How can you place criteria for teachers to achieve in order to qualify for merit pay when we are seeing how failure has made a select few extremely wealthy?
I have experienced a teacher situation where merit would have been warranted, but would not have been paid. The said teacher taught the low achieving fifth graders. She taught on an individualized basis stressing techniques on how to learn, rather than on content. She did not give assigned homework, but required a book report every week, meaning they had to read books. Grades were not “given” but were earned by the student based on learning contracts signed by the student, the teacher, and the student's parent(s) at the beginning of each grading period. The results were that the next year when standardized tests were given her students would advance to the high group, or at worst the middle group.

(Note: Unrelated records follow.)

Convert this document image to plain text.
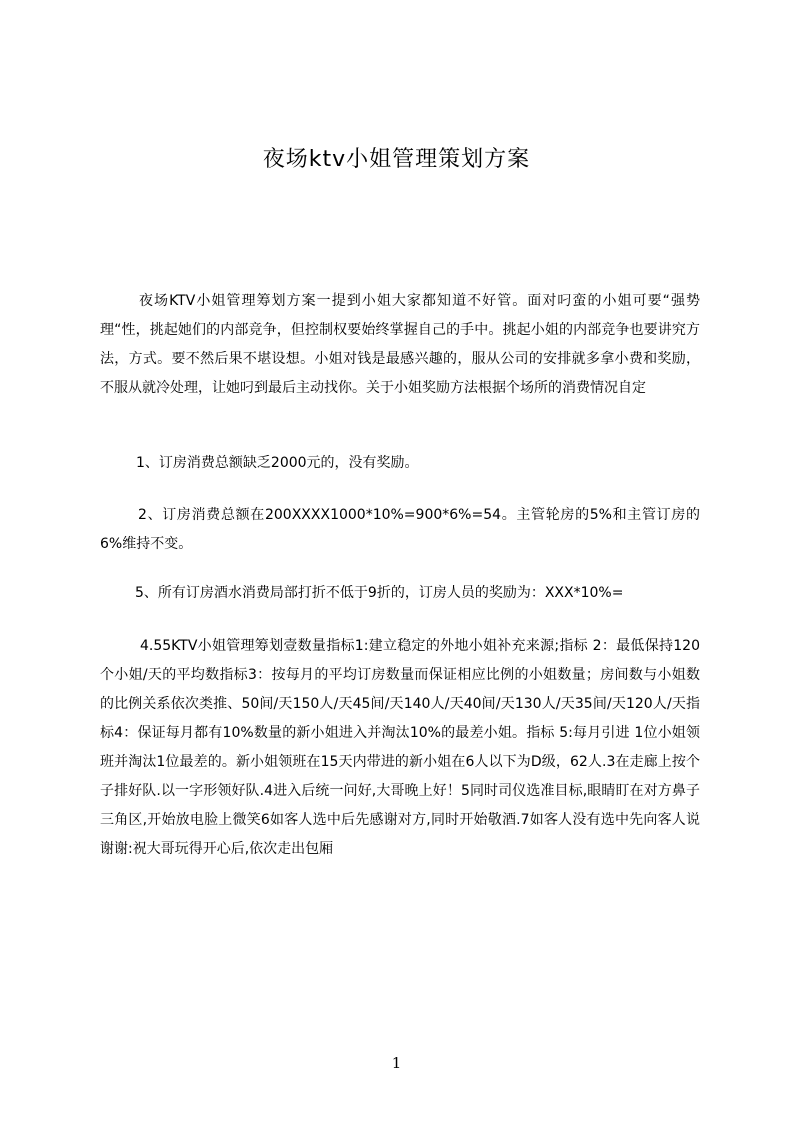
夜场ktv小姐管理策划方案
夜场KTV小姐管理筹划方案一提到小姐大家都知道不好管。面对叼蛮的小姐可要“强势理“性，挑起她们的内部竞争，但控制权要始终掌握自己的手中。挑起小姐的内部竞争也要讲究方法，方式。要不然后果不堪设想。小姐对钱是最感兴趣的，服从公司的安排就多拿小费和奖励，不服从就冷处理，让她叼到最后主动找你。关于小姐奖励方法根据个场所的消费情况自定
1、订房消费总额缺乏2000元的，没有奖励。
2、订房消费总额在200XXXX1000*10%=900*6%=54。主管轮房的5%和主管订房的6%维持不变。
5、所有订房酒水消费局部打折不低于9折的，订房人员的奖励为：XXX*10%=
4.55KTV小姐管理筹划壹数量指标1:建立稳定的外地小姐补充来源;指标 2：最低保持120个小姐/天的平均数指标3：按每月的平均订房数量而保证相应比例的小姐数量；房间数与小姐数的比例关系依次类推、50间/天150人/天45间/天140人/天40间/天130人/天35间/天120人/天指标4：保证每月都有10%数量的新小姐进入并淘汰10%的最差小姐。指标 5:每月引进 1位小姐领班并淘汰1位最差的。新小姐领班在15天内带进的新小姐在6人以下为D级，62人.3在走廊上按个子排好队.以一字形领好队.4进入后统一问好,大哥晚上好！5同时司仪选准目标,眼睛盯在对方鼻子三角区,开始放电脸上微笑6如客人选中后先感谢对方,同时开始敬酒.7如客人没有选中先向客人说谢谢:祝大哥玩得开心后,依次走出包厢
1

Although her students showed marked improvement in their standardized test scores, primarily because they developed their ability to think and take responsibility for their learning, she would not have received merit pay because her teaching style was contrary to that of the principal's.
Rather than merit pay for teachers offer them a better wage in the first place. More than enough money for this purpose could be arrived at simply by cutting the military budget 15%. They cannot account for more than that amount anyway, meaning they either did not need it or it has gone for other purposes. It might as well go toward something beneficial to mankind – educating the citizens of tomorrow!